There’s a bracha in the weekday Amida for prosperity. It’s not in the Amida for Shabbat or holidays, and certainly not in the Mahzor for the Rosh Hashana, so don’t go looking for it. It’s part of what you pray on weekdays, repeatedly, time and time again. What this bracha requests in the way of prosperity has been getting my attention while I’ve been davening for quite some time now, and as we begin another new year, it’s on point.  As you probably all know, when we ask for prosperity, it’s not about our craving for a fancy car or for the recovery of the stock market, or good grades on a test. It’s about getting what we need in order to keep going. The signature to this bracha goes like this:  Baruch Ata Ha-Shem m’varech ha-shanim. It’s a blessing for the years!!

In fact, one medieval commentator has written that, whereas all the other weekday petitions are for legitimate needs – for health, for justice, for intelligence – this bracha, for the years, pays no attention to our needs! It’s not about your feeling satisfied or my getting what I imagine will augment my portfolio or what we need to go out and buy – this bracha for “prosperity”. It’s about the years. It’s a prayer for us to recapture the long view, in which what we think we need right now plays a lesser role.

The postmodern theorist tells us that we have given up on there being anything new – that we have all but, ironically, enclosed ourselves in the present that plays like a broken record, or keeps playing oldies, as if we just remembered them for the first time, but we’ve discovered these oldies before. Well, what I want to say is that it’s time to break out and live for the future!  Proust wrote that “works written for posterity should be read only by posterity, much as there are certain paintings that should not be looked at from too close up.”  So how would you like your “book of life” to be read by the next generation years from now?!

This Rosh Hashana, let’s do what it takes to be a blessing for the years.

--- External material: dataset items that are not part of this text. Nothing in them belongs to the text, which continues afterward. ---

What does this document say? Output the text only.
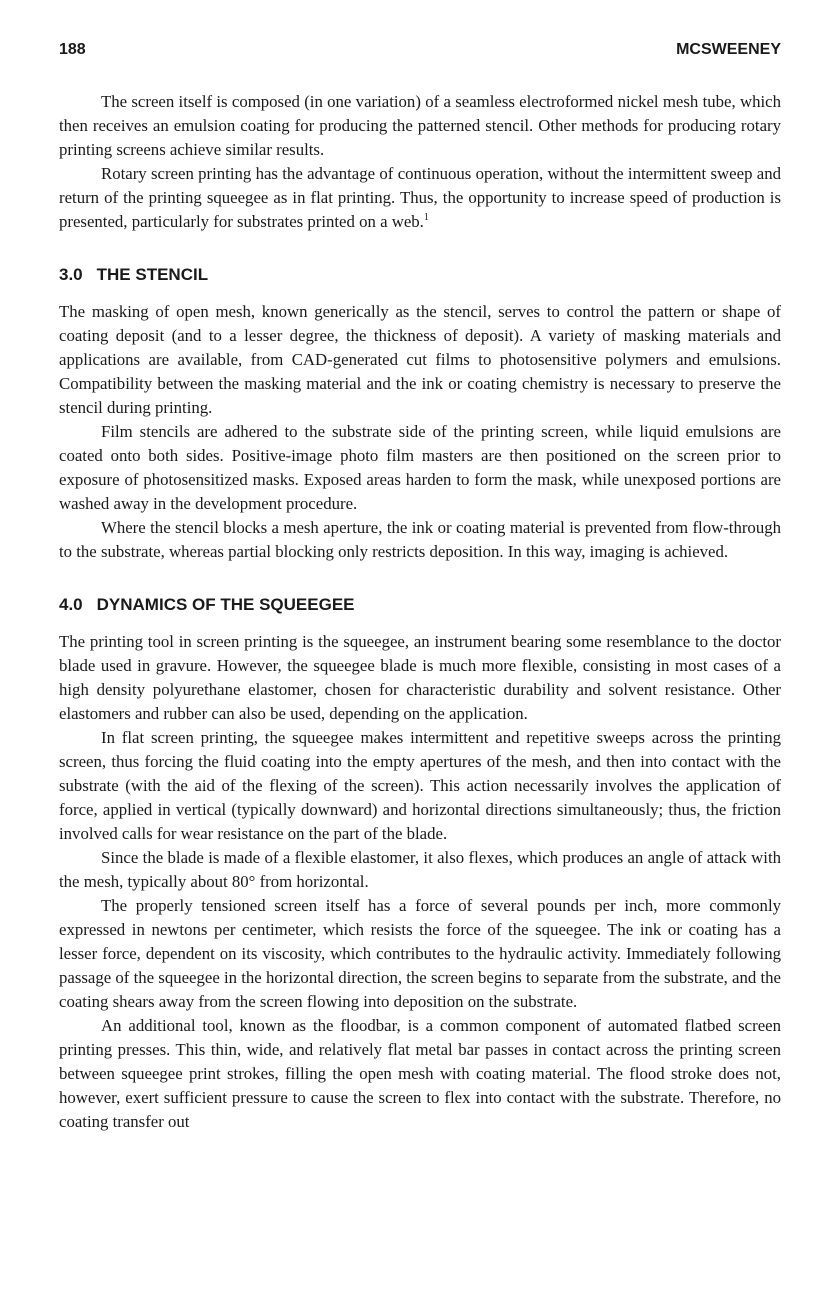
188	MCSWEENEY

The screen itself is composed (in one variation) of a seamless electroformed nickel mesh tube, which then receives an emulsion coating for producing the patterned stencil. Other methods for producing rotary printing screens achieve similar results.

Rotary screen printing has the advantage of continuous operation, without the intermittent sweep and return of the printing squeegee as in flat printing. Thus, the opportunity to increase speed of production is presented, particularly for substrates printed on a web.$^1$

3.0 THE STENCIL

The masking of open mesh, known generically as the stencil, serves to control the pattern or shape of coating deposit (and to a lesser degree, the thickness of deposit). A variety of masking materials and applications are available, from CAD-generated cut films to photosensitive polymers and emulsions. Compatibility between the masking material and the ink or coating chemistry is necessary to preserve the stencil during printing.

Film stencils are adhered to the substrate side of the printing screen, while liquid emulsions are coated onto both sides. Positive-image photo film masters are then positioned on the screen prior to exposure of photosensitized masks. Exposed areas harden to form the mask, while unexposed portions are washed away in the development procedure.

Where the stencil blocks a mesh aperture, the ink or coating material is prevented from flow-through to the substrate, whereas partial blocking only restricts deposition. In this way, imaging is achieved.

4.0 DYNAMICS OF THE SQUEEGEE

The printing tool in screen printing is the squeegee, an instrument bearing some resemblance to the doctor blade used in gravure. However, the squeegee blade is much more flexible, consisting in most cases of a high density polyurethane elastomer, chosen for characteristic durability and solvent resistance. Other elastomers and rubber can also be used, depending on the application.

In flat screen printing, the squeegee makes intermittent and repetitive sweeps across the printing screen, thus forcing the fluid coating into the empty apertures of the mesh, and then into contact with the substrate (with the aid of the flexing of the screen). This action necessarily involves the application of force, applied in vertical (typically downward) and horizontal directions simultaneously; thus, the friction involved calls for wear resistance on the part of the blade.

Since the blade is made of a flexible elastomer, it also flexes, which produces an angle of attack with the mesh, typically about 80° from horizontal.

The properly tensioned screen itself has a force of several pounds per inch, more commonly expressed in newtons per centimeter, which resists the force of the squeegee. The ink or coating has a lesser force, dependent on its viscosity, which contributes to the hydraulic activity. Immediately following passage of the squeegee in the horizontal direction, the screen begins to separate from the substrate, and the coating shears away from the screen flowing into deposition on the substrate.

An additional tool, known as the floodbar, is a common component of automated flatbed screen printing presses. This thin, wide, and relatively flat metal bar passes in contact across the printing screen between squeegee print strokes, filling the open mesh with coating material. The flood stroke does not, however, exert sufficient pressure to cause the screen to flex into contact with the substrate. Therefore, no coating transfer out
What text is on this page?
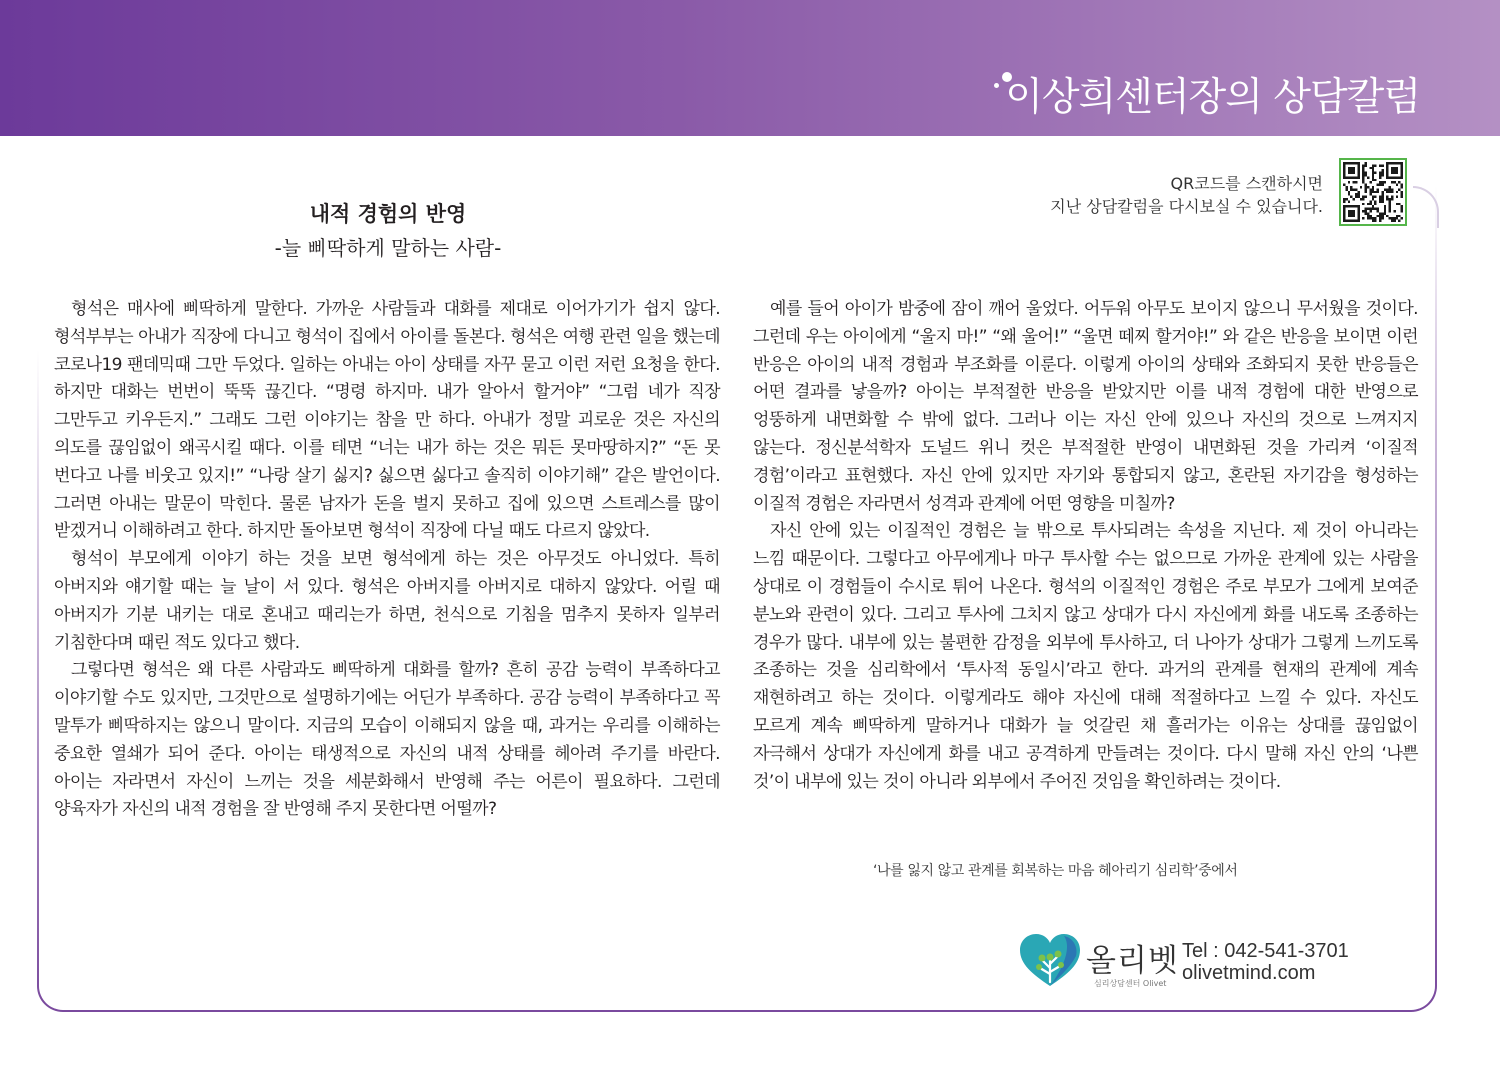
이상희센터장의 상담칼럼
내적 경험의 반영
-늘 삐딱하게 말하는 사람-
QR코드를 스캔하시면
지난 상담칼럼을 다시보실 수 있습니다.

형석은 매사에 삐딱하게 말한다. 가까운 사람들과 대화를 제대로 이어가기가 쉽지 않다. 형석부부는 아내가 직장에 다니고 형석이 집에서 아이를 돌본다. 형석은 여행 관련 일을 했는데 코로나19 팬데믹때 그만 두었다. 일하는 아내는 아이 상태를 자꾸 묻고 이런 저런 요청을 한다. 하지만 대화는 번번이 뚝뚝 끊긴다. “명령 하지마. 내가 알아서 할거야” “그럼 네가 직장 그만두고 키우든지.” 그래도 그런 이야기는 참을 만 하다. 아내가 정말 괴로운 것은 자신의 의도를 끊임없이 왜곡시킬 때다. 이를 테면 “너는 내가 하는 것은 뭐든 못마땅하지?” “돈 못 번다고 나를 비웃고 있지!” “나랑 살기 싫지? 싫으면 싫다고 솔직히 이야기해” 같은 발언이다. 그러면 아내는 말문이 막힌다. 물론 남자가 돈을 벌지 못하고 집에 있으면 스트레스를 많이 받겠거니 이해하려고 한다. 하지만 돌아보면 형석이 직장에 다닐 때도 다르지 않았다.

형석이 부모에게 이야기 하는 것을 보면 형석에게 하는 것은 아무것도 아니었다. 특히 아버지와 얘기할 때는 늘 날이 서 있다. 형석은 아버지를 아버지로 대하지 않았다. 어릴 때 아버지가 기분 내키는 대로 혼내고 때리는가 하면, 천식으로 기침을 멈추지 못하자 일부러 기침한다며 때린 적도 있다고 했다.

그렇다면 형석은 왜 다른 사람과도 삐딱하게 대화를 할까? 흔히 공감 능력이 부족하다고 이야기할 수도 있지만, 그것만으로 설명하기에는 어딘가 부족하다. 공감 능력이 부족하다고 꼭 말투가 삐딱하지는 않으니 말이다. 지금의 모습이 이해되지 않을 때, 과거는 우리를 이해하는 중요한 열쇄가 되어 준다. 아이는 태생적으로 자신의 내적 상태를 헤아려 주기를 바란다. 아이는 자라면서 자신이 느끼는 것을 세분화해서 반영해 주는 어른이 필요하다. 그런데 양육자가 자신의 내적 경험을 잘 반영해 주지 못한다면 어떨까?

예를 들어 아이가 밤중에 잠이 깨어 울었다. 어두워 아무도 보이지 않으니 무서웠을 것이다. 그런데 우는 아이에게 “울지 마!” “왜 울어!” “울면 떼찌 할거야!” 와 같은 반응을 보이면 이런 반응은 아이의 내적 경험과 부조화를 이룬다. 이렇게 아이의 상태와 조화되지 못한 반응들은 어떤 결과를 낳을까? 아이는 부적절한 반응을 받았지만 이를 내적 경험에 대한 반영으로 엉뚱하게 내면화할 수 밖에 없다. 그러나 이는 자신 안에 있으나 자신의 것으로 느껴지지 않는다. 정신분석학자 도널드 위니 컷은 부적절한 반영이 내면화된 것을 가리켜 ‘이질적 경험’이라고 표현했다. 자신 안에 있지만 자기와 통합되지 않고, 혼란된 자기감을 형성하는 이질적 경험은 자라면서 성격과 관계에 어떤 영향을 미칠까?

자신 안에 있는 이질적인 경험은 늘 밖으로 투사되려는 속성을 지닌다. 제 것이 아니라는 느낌 때문이다. 그렇다고 아무에게나 마구 투사할 수는 없으므로 가까운 관계에 있는 사람을 상대로 이 경험들이 수시로 튀어 나온다. 형석의 이질적인 경험은 주로 부모가 그에게 보여준 분노와 관련이 있다. 그리고 투사에 그치지 않고 상대가 다시 자신에게 화를 내도록 조종하는 경우가 많다. 내부에 있는 불편한 감정을 외부에 투사하고, 더 나아가 상대가 그렇게 느끼도록 조종하는 것을 심리학에서 ‘투사적 동일시’라고 한다. 과거의 관계를 현재의 관계에 계속 재현하려고 하는 것이다. 이렇게라도 해야 자신에 대해 적절하다고 느낄 수 있다. 자신도 모르게 계속 삐딱하게 말하거나 대화가 늘 엇갈린 채 흘러가는 이유는 상대를 끊임없이 자극해서 상대가 자신에게 화를 내고 공격하게 만들려는 것이다. 다시 말해 자신 안의 ‘나쁜 것’이 내부에 있는 것이 아니라 외부에서 주어진 것임을 확인하려는 것이다.

‘나를 잃지 않고 관계를 회복하는 마음 헤아리기 심리학’중에서
올리벳
심리상담센터 Olivet
Tel : 042-541-3701
olivetmind.com
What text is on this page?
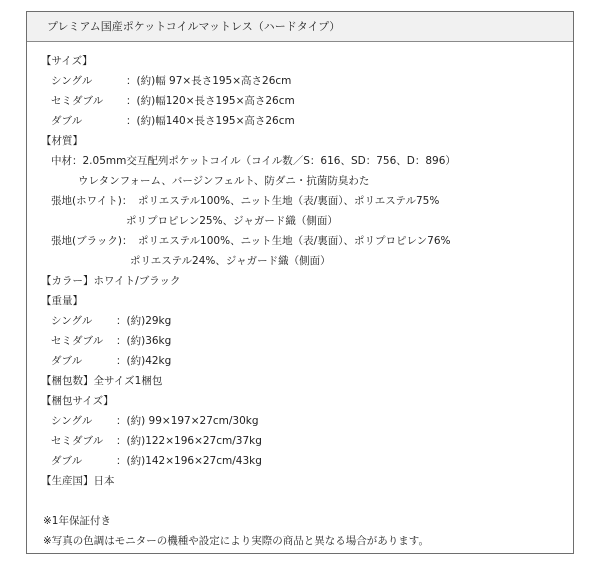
プレミアム国産ポケットコイルマットレス（ハードタイプ）
【サイズ】
シングル	：(約)幅 97×長さ195×高さ26cm
セミダブル ：(約)幅120×長さ195×高さ26cm
ダブル	：(約)幅140×長さ195×高さ26cm
【材質】
中材：2.05mm交互配列ポケットコイル（コイル数／S：616、SD：756、D：896）
ウレタンフォーム、バージンフェルト、防ダニ・抗菌防臭わた
張地(ホワイト)： ポリエステル100%、ニット生地（表/裏面）、ポリエステル75%
ポリプロピレン25%、ジャガード織（側面）
張地(ブラック)： ポリエステル100%、ニット生地（表/裏面）、ポリプロピレン76%
ポリエステル24%、ジャガード織（側面）
【カラー】ホワイト/ブラック
【重量】
シングル ：(約)29kg
セミダブル ：(約)36kg
ダブル	：(約)42kg
【梱包数】全サイズ1梱包
【梱包サイズ】
シングル ：(約) 99×197×27cm/30kg
セミダブル ：(約)122×196×27cm/37kg
ダブル	：(約)142×196×27cm/43kg
【生産国】日本
※1年保証付き
※写真の色調はモニターの機種や設定により実際の商品と異なる場合があります。
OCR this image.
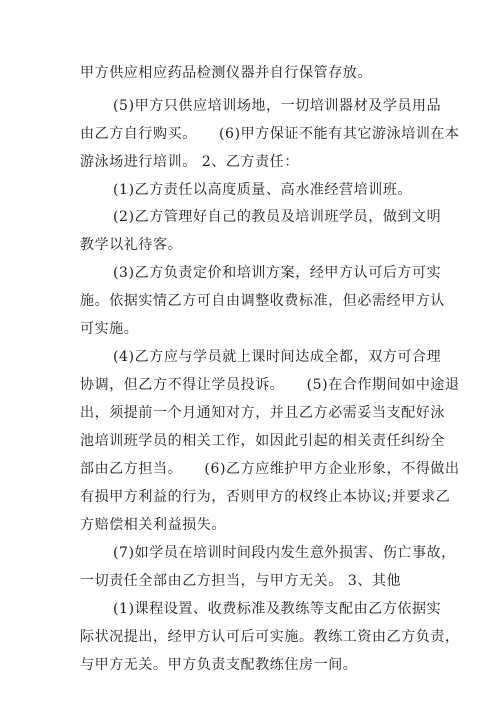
甲方供应相应药品检测仪器并自行保管存放。
(5)甲方只供应培训场地，一切培训器材及学员用品
由乙方自行购买。　　(6)甲方保证不能有其它游泳培训在本
游泳场进行培训。 2、乙方责任：
(1)乙方责任以高度质量、高水准经营培训班。
(2)乙方管理好自己的教员及培训班学员，做到文明
教学以礼待客。
(3)乙方负责定价和培训方案，经甲方认可后方可实
施。依据实情乙方可自由调整收费标准，但必需经甲方认
可实施。
(4)乙方应与学员就上课时间达成全都，双方可合理
协调，但乙方不得让学员投诉。　　(5)在合作期间如中途退
出，须提前一个月通知对方，并且乙方必需妥当支配好泳
池培训班学员的相关工作，如因此引起的相关责任纠纷全
部由乙方担当。　　(6)乙方应维护甲方企业形象，不得做出
有损甲方利益的行为，否则甲方的权终止本协议;并要求乙
方赔偿相关利益损失。
(7)如学员在培训时间段内发生意外损害、伤亡事故，
一切责任全部由乙方担当，与甲方无关。 3、其他
(1)课程设置、收费标准及教练等支配由乙方依据实
际状况提出，经甲方认可后可实施。教练工资由乙方负责，
与甲方无关。甲方负责支配教练住房一间。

May we reinvest in the rhythms of time and responsibility, of sustenance and sustainability, of demonstrating to one another – in the company of this vibrant community – a consistent engagement with a complex world that is close by us and is often in need of our good works. May this be the year in which we open ourselves to the te’kiah g’dolah, to the passage of time. And may the years flow through us like the music of prayer that draws us closer to one another, and gives us a reason to hang in there. When Nahman awakened to the present, all the souls of all time embraced him. Imagine how better off the world would be if we quietly joined hands and opened our eyes…….spanning the years!!